Intrinsic diffrences in the molecular sequestration of folded and unfolded proteins within poly-(diallyldimethylammonium) (PDDA)/poly(acrylate) (PAA) coacervated microdroplets are exploited to establish membrane-free microcompartments that support protein refolding, facilitate the recovery of secondary structure and enzyme activity, and enable the selective uptake and exclusion of folded and unfolded biomolecules, respectively. The design of artificial chaperones has been inspired by naturally occurring molecular chaperones. We developed and tested chaperone-like microdroplets as a step toward the construction of coacervate-based microdroplets capable of supporting the selective uptake and refolding of globular proteins. The observations provide new insights into the bottom-up design and construction of self-assembling microcompartments capable of performing biofunctions.

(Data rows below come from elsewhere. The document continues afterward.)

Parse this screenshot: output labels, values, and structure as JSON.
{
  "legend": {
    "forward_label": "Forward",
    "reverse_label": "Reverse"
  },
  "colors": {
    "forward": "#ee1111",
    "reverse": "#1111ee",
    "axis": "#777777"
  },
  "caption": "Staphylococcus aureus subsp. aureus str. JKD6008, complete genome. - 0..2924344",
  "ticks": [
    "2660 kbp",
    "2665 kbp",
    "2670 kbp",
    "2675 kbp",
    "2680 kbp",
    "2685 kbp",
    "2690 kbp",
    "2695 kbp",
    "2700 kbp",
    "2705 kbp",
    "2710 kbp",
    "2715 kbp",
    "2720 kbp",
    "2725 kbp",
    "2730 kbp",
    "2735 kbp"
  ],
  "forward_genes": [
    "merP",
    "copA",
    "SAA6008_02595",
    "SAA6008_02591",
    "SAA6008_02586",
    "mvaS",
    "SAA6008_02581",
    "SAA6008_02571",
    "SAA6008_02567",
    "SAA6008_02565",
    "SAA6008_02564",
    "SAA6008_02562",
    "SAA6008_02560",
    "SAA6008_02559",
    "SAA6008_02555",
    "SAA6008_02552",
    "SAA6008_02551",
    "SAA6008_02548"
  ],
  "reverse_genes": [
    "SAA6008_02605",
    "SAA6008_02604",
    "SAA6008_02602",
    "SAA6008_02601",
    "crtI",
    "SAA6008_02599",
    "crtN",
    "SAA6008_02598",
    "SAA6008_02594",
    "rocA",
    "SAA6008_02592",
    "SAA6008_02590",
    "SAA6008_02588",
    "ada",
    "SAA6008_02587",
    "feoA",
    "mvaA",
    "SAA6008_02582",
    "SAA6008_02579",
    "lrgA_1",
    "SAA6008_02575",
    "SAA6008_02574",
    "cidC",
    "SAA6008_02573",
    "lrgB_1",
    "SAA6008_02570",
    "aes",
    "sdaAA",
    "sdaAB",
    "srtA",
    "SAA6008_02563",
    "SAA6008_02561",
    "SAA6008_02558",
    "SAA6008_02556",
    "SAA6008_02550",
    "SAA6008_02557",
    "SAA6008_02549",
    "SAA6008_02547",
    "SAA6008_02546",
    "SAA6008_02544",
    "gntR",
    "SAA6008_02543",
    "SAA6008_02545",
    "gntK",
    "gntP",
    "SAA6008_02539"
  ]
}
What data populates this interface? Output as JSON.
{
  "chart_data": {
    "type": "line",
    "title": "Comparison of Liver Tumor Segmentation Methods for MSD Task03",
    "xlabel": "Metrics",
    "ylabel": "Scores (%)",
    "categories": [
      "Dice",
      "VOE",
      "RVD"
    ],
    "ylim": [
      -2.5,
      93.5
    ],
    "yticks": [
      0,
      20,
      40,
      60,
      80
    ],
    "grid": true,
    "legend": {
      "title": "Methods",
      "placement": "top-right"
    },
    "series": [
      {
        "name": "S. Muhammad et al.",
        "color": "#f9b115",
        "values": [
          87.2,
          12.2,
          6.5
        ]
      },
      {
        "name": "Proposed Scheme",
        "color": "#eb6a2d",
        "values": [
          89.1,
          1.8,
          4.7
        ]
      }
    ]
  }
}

Light-induced Dynamic Shaping and Self-division of Multipodal Polyelectrolyte-surfactant Microarchitectures via Azobenzene Photomechanics:

Light-induced shape transformations represent a fundamental step towards the emergence of adaptive materials exhibiting photomechanical behaviours. We prepare discrete micrometre-sized hydrated particles of a hexagonally ordered polyelectrolytesurfactant mesophase based on the electrostatically induced co-assembly of poly(sodium acrylate) (PAA) and trans-azobenzene trimethylammonium bromide (trans-azoTAB), and demonstrate unusual non-equilibrium substrate-mediated shape transformations to complex multipodal microarchitectures under continuous blue light. The microparticles spontaneously sequester molecular dyes, functional enzymes and oligonucleotides, and undergo self-division when transformed to the cis state under UV irradiation. Our results illustrate that weak bonding interactions in polyelectrolyte-azobenzene surfactant mesophases can be exploited for photo-induced long-range molecular motion, and highlight how dynamic shape transformations and autonomous division can be activated by spatially confining azobenzene photomechanics in condensed microparticulate materials.